Not the picture I was looking for but a picture none-the-less; http://myweb.tiscali.co.uk/hstchg/docks1.htm 
Just found these also; http://www.forestprints.co.uk/ss_sagamore.htm
and; http://www.modelshipworld.com/phpBB2/viewtopic.php?t=1938&sid=768e7a11e919b0d35b91c89720d4eb3f

Randy


----------



## Dinosaursoupman (Aug 24, 2009)

Dave,

If you are interested in the history of the ship you've actually posted, she is one of 42 Whalebacks built by Alexander McDougall between 1888 and 1896. Of the 42, most were unpowered barges like the Sagamore. 17 were powered like the Charles W. Wetmore. 1 was built as passenger vessel to service the 1893 Chicago World Fair, the Christopher Columbus.
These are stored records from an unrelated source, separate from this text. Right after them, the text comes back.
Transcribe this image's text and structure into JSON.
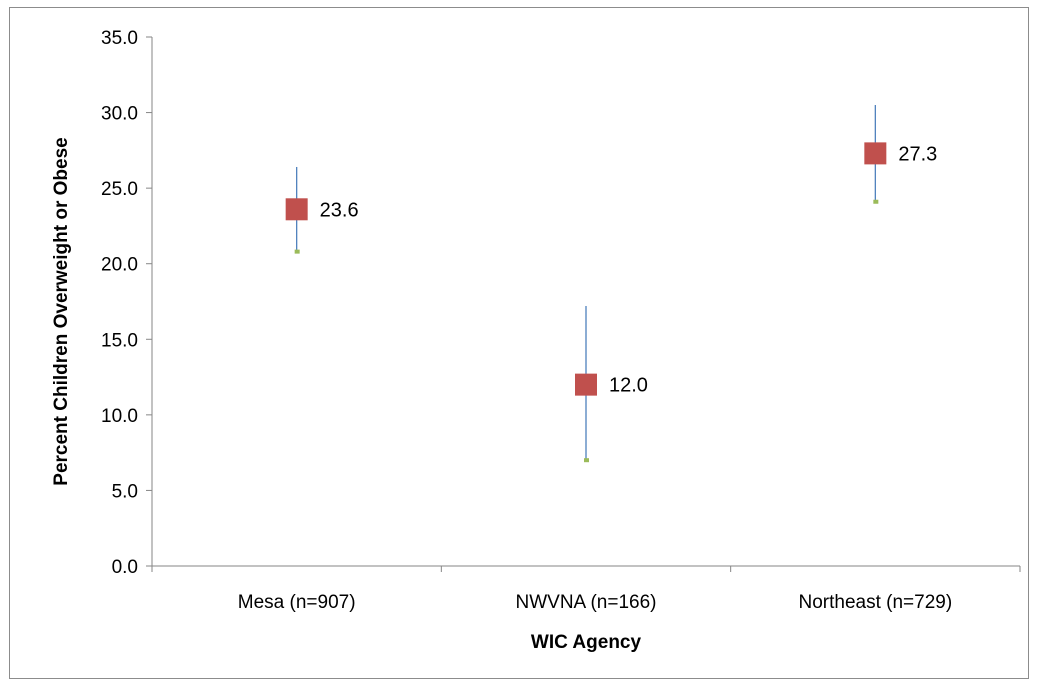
{
  "chart_data": {
    "type": "scatter",
    "title": "",
    "xlabel": "WIC Agency",
    "ylabel": "Percent Children Overweight or Obese",
    "categories": [
      "Mesa (n=907)",
      "NWVNA (n=166)",
      "Northeast (n=729)"
    ],
    "series": [
      {
        "values": [
          23.6,
          12.0,
          27.3
        ],
        "labels": [
          "23.6",
          "12.0",
          "27.3"
        ],
        "upper": [
          26.4,
          17.2,
          30.5
        ],
        "lower": [
          20.8,
          7.0,
          24.1
        ],
        "marker": "square",
        "marker_color": "#c0504d",
        "error_bar_color": "#4f81bd",
        "lower_marker_color": "#9bbb59"
      }
    ],
    "ylim": [
      0,
      35
    ],
    "yticks": [
      "0.0",
      "5.0",
      "10.0",
      "15.0",
      "20.0",
      "25.0",
      "30.0",
      "35.0"
    ],
    "ytick_values": [
      0,
      5,
      10,
      15,
      20,
      25,
      30,
      35
    ],
    "grid": false,
    "legend": "none"
  }
}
Only one is still in existence, the Meteor outside of Superior Wisconsin. The idea behind the unusual hull shape was that the vessel would cut through waves and without the excessive upper works or slab sides, they would not be influenced by wave action. Despite their short period of existence they were successful ships. The problem was that loading and unloading technology was advancing at a rate that quickly made them obsolete. Due to the construction design of the Whalebacks it was impossible to increase the hatch size without compromising the integrity of the hull. Despite their shortcomings, a number of them continued in service into the '60s.

Randy


----------